Presbyterian Church USA votes on whether to keep monogamy as its marriage standard
The Presbyterian Church USA is moving toward a formal vote on whether to keep monogamy as the only recognized form of marriage. The debate was sparked by polyamory becoming more openly discussed in American society. This topic has no connection to AI agents or open-source technology.
Polyamory refers to having romantic or committed relationships with more than one person at the same time, with everyone's knowledge. As this lifestyle has become more publicly visible in the United States, some members of the Presbyterian Church USA have pushed to revisit the church's definition of marriage, which currently recognizes only monogamous unions.

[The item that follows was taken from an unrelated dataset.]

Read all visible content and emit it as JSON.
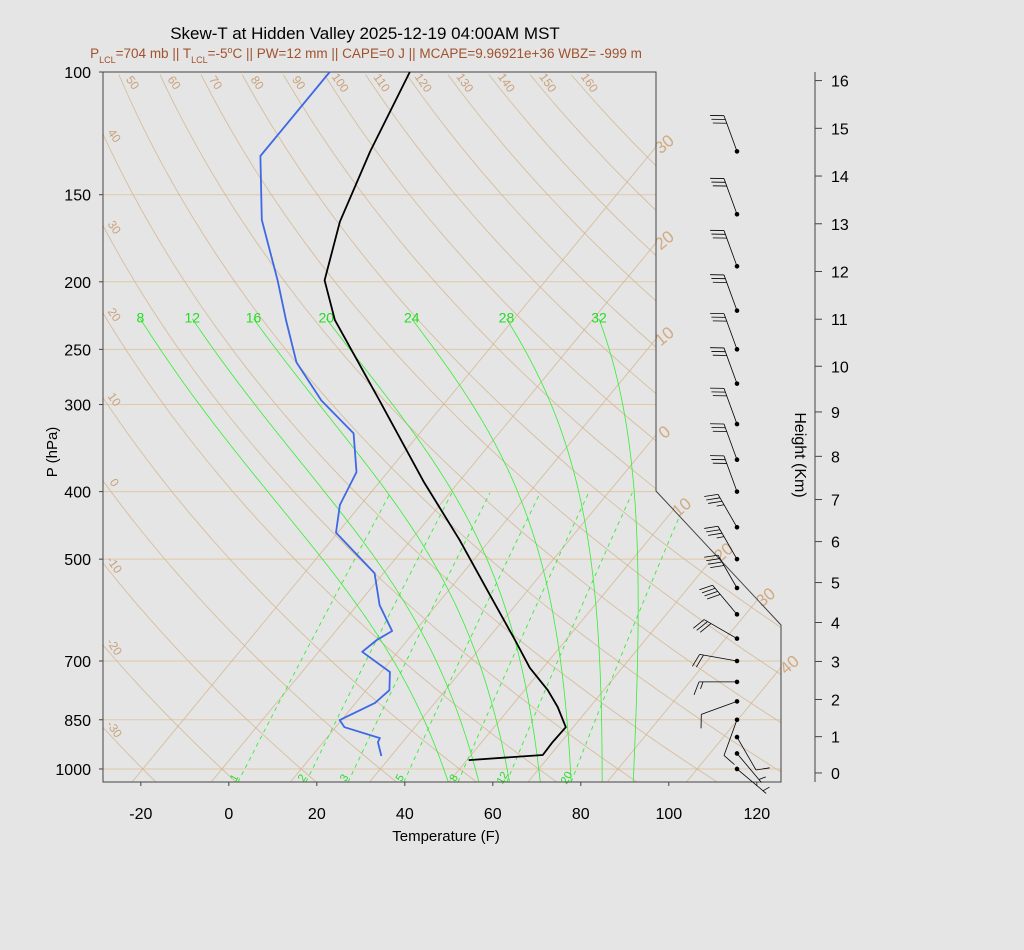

The church is now working through a formal voting process to decide whether to keep that definition or broaden it. This is a social and religious issue; it has no relevance to open-source software, AI tools, or technology costs.
Key points
- Presbyterian Church USA is holding a vote on its definition of marriage
- Rising public visibility of polyamory triggered the debate
- The vote is between keeping monogamy-only or expanding to include multi-partner relationships
- This is a social/religious topic unrelated to tech or open source
Quick term guide
- monogamy
- Being in a romantic or married relationship with only one person at a time.
- polyamory
- Having romantic relationships with more than one person at the same time, with everyone involved knowing about it.
- AI agents
- AI agents are AI tools that can carry out steps toward a goal, not just answer once.
- AI agent
- An AI program that can inspect information and suggest what to do next.
- open-source
- Software whose code is shared publicly so others can inspect, use, or change it.
- open-source software
- Software that is free for anyone to use, view, and change.
- AI tools
- Software that can help create text, code, images, or other work.
- open source
- Software whose code is available for people to view and often modify.